Isso também pode ter significado para refletir a integração e reversibilidade
de certas transformações alquímicas como a "destilação" e
"condensação". (HAUCK, 1999, 156)
|
Gravura encontrada no Castelo de Ptuj, Slovênia (Séc XII) |
Ou
ainda nas palavras de Von Franz, no livro Introdução a Alquimia:
“O que tem luz se cria na escuridão da luz. Mas quando alcança sua perfeição,
recupera-se de suas enfermidades e debilidades e então aparecerá esta grande
corrente da cabeça e da cauda. [...] É uma luz
nova que nasce na escuridão, e então se vão todos os sintomas neuróticos e a
enfermidade e a debilidade [...].
Aqui é mister recordar ao Ouroboros, que come a cauda, onde os opostos são um:
a cabeça está em um extremo e a cauda no outro.
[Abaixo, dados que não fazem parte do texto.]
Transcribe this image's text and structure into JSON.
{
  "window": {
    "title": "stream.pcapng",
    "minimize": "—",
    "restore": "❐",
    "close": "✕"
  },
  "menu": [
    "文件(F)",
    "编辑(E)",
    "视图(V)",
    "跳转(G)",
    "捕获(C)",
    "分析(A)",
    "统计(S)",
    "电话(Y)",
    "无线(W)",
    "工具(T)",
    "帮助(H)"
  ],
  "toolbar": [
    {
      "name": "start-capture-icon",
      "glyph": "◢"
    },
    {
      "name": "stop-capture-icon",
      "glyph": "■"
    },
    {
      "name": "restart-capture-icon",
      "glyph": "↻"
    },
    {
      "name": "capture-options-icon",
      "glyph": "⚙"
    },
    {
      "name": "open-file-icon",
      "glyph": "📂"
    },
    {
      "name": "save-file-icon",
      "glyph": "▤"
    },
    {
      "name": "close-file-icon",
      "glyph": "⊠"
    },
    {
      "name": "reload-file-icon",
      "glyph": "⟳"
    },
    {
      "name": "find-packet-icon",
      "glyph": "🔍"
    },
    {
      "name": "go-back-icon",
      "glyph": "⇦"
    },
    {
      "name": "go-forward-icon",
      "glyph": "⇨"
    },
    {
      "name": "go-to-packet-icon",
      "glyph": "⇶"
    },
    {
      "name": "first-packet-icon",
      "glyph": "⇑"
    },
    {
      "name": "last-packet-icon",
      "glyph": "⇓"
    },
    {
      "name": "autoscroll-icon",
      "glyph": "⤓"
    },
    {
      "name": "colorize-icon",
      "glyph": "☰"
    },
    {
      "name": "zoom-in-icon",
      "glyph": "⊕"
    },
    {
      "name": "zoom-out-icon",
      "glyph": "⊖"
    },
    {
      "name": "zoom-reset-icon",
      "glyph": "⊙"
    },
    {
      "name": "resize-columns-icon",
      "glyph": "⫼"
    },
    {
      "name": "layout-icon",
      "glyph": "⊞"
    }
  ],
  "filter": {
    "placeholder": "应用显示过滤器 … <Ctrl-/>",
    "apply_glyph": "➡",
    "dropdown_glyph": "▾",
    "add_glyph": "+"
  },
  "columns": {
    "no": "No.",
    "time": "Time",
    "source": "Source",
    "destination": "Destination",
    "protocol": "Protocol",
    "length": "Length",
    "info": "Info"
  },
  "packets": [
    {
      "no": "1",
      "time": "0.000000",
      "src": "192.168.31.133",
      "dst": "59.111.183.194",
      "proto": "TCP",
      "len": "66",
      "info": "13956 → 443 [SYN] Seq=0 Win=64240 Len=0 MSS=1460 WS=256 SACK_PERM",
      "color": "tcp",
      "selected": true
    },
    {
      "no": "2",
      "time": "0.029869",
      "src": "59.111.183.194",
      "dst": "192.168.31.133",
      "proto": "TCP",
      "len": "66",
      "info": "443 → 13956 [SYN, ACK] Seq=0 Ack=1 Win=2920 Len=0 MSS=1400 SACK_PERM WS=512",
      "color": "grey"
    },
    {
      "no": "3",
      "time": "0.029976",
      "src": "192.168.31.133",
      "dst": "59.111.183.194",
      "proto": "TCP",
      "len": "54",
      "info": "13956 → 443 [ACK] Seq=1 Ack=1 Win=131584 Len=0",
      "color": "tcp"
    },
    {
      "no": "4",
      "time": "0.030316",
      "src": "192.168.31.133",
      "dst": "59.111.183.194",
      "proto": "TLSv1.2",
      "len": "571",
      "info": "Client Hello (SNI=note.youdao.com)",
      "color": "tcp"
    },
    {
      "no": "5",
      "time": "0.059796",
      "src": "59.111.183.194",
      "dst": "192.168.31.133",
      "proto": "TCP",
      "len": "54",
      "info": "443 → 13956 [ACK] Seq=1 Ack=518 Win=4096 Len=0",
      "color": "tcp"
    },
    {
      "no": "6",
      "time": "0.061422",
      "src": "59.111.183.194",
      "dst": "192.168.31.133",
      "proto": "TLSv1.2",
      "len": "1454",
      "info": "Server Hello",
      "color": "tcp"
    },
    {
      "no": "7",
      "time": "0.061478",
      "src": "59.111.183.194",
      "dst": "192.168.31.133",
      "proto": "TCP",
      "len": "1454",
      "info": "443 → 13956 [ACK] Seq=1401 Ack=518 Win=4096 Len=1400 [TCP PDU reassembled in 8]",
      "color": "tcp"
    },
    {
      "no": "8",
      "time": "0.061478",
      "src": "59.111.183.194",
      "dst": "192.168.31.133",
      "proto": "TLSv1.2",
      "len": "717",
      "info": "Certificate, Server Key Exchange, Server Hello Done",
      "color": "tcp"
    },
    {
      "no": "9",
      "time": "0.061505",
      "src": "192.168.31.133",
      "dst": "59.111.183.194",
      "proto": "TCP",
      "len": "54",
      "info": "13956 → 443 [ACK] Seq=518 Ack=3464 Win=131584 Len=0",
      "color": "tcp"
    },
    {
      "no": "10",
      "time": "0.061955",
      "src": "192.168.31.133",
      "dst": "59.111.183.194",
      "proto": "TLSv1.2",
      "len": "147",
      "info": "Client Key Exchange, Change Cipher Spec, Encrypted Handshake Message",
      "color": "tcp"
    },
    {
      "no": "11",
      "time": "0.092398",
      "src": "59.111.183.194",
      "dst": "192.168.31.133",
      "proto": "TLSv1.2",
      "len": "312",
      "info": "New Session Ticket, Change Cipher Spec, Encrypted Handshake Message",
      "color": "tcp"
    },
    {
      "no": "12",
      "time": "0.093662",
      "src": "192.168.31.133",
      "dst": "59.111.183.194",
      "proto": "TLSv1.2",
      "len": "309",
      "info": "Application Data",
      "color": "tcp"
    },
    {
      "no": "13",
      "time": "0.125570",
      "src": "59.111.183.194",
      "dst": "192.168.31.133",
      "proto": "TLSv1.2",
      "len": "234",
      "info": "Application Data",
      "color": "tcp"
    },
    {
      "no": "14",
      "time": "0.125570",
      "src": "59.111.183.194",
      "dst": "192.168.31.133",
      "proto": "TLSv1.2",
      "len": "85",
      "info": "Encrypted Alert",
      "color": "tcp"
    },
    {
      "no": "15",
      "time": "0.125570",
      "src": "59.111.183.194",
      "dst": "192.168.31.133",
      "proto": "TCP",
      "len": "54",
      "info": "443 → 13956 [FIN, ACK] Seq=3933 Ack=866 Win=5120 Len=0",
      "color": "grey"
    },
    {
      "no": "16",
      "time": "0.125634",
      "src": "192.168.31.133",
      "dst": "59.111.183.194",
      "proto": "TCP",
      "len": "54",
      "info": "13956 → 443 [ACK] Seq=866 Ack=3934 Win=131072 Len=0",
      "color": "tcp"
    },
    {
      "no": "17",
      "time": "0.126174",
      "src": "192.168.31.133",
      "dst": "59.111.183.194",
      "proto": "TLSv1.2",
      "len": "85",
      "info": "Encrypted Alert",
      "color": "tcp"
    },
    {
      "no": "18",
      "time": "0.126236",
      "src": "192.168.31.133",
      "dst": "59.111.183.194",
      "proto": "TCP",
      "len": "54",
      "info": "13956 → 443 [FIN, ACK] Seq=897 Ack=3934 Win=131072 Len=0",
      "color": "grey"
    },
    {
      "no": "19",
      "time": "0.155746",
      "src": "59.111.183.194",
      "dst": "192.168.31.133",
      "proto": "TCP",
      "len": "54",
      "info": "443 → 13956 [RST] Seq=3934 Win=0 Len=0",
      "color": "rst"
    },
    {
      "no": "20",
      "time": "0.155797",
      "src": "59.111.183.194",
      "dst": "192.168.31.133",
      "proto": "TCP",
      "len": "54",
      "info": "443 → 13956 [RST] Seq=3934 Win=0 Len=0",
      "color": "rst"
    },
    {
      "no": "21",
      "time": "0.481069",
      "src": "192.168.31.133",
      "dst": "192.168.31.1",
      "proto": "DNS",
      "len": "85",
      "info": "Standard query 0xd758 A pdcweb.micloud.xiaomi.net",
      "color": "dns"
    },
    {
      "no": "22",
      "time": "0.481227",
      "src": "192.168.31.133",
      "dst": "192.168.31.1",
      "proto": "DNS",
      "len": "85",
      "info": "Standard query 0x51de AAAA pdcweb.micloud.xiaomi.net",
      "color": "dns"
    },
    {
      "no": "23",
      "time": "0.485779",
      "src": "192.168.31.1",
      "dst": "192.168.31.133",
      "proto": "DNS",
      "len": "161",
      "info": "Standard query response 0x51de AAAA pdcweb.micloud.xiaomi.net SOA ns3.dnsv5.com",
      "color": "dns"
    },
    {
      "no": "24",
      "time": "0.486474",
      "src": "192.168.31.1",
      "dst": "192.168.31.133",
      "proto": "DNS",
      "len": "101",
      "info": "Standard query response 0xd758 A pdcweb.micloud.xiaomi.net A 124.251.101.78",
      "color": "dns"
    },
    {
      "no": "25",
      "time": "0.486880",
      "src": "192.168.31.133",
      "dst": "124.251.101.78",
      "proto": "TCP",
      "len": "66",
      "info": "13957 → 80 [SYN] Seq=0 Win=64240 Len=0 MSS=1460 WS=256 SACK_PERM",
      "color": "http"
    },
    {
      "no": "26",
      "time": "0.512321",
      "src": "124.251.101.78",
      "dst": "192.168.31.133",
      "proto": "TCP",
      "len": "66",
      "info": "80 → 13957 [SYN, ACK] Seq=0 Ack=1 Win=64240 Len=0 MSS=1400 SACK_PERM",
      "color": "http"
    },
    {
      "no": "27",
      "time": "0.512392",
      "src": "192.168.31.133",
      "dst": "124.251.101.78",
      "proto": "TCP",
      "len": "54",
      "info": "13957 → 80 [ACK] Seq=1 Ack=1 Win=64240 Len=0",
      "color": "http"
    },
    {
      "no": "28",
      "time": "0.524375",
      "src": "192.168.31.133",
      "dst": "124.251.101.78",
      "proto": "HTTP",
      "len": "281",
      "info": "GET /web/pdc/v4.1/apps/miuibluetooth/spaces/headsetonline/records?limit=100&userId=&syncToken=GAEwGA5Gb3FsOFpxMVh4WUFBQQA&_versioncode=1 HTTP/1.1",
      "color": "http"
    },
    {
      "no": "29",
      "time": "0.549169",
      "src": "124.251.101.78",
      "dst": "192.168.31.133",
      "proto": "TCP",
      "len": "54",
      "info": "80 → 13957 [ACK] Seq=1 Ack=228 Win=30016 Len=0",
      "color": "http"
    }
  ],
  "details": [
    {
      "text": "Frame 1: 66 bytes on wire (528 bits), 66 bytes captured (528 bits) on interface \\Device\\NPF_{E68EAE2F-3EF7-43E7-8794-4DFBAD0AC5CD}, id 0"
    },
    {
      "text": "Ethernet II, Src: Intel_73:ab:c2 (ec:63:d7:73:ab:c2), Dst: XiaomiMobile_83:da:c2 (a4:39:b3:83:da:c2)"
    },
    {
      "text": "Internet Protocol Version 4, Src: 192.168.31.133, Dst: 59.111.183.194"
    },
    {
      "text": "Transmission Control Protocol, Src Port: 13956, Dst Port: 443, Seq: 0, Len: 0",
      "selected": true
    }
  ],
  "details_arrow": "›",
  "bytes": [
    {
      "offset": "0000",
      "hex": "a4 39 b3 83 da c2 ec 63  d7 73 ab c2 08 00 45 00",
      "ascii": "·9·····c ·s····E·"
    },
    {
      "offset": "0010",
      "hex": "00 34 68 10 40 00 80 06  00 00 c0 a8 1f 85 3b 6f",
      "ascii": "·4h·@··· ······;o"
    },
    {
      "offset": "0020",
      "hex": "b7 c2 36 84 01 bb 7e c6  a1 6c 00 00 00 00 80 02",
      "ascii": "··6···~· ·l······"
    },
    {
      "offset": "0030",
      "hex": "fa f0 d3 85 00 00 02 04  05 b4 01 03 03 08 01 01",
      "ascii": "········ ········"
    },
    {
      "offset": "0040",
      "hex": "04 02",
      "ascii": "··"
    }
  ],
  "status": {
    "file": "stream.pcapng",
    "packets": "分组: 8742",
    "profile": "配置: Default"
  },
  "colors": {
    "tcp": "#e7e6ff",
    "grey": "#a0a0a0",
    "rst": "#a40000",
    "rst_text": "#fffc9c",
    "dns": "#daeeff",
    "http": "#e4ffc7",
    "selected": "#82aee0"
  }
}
São um, mas têm um aspecto
oposto e quando a cabeça e a cauda, os opostos, encontram-se, nasce uma
corrente, que é ao que os alquimistas se referem [...] como uma
manifestação do Si mesmo. Tal é o resultado da coniunctio neste caso. Em muitos outros o descreve como a pedra
filosofal, mas, como dizem também muitos textos, a água da vida e a pedra são
uma mesma coisa” (VON FRANZ, 1985, 134).
A partir deste levantamento bibliográfico
e imagético da simbologia do Ourobóros, é possível perceber correspondências encontradas entre a imagem e o processo de individuação, porém,
tais associações serão melhor elaboradas no capítulo seguinte, assim como os paralelos dos temas
individuação e Ourobóros com os processos alquímicos.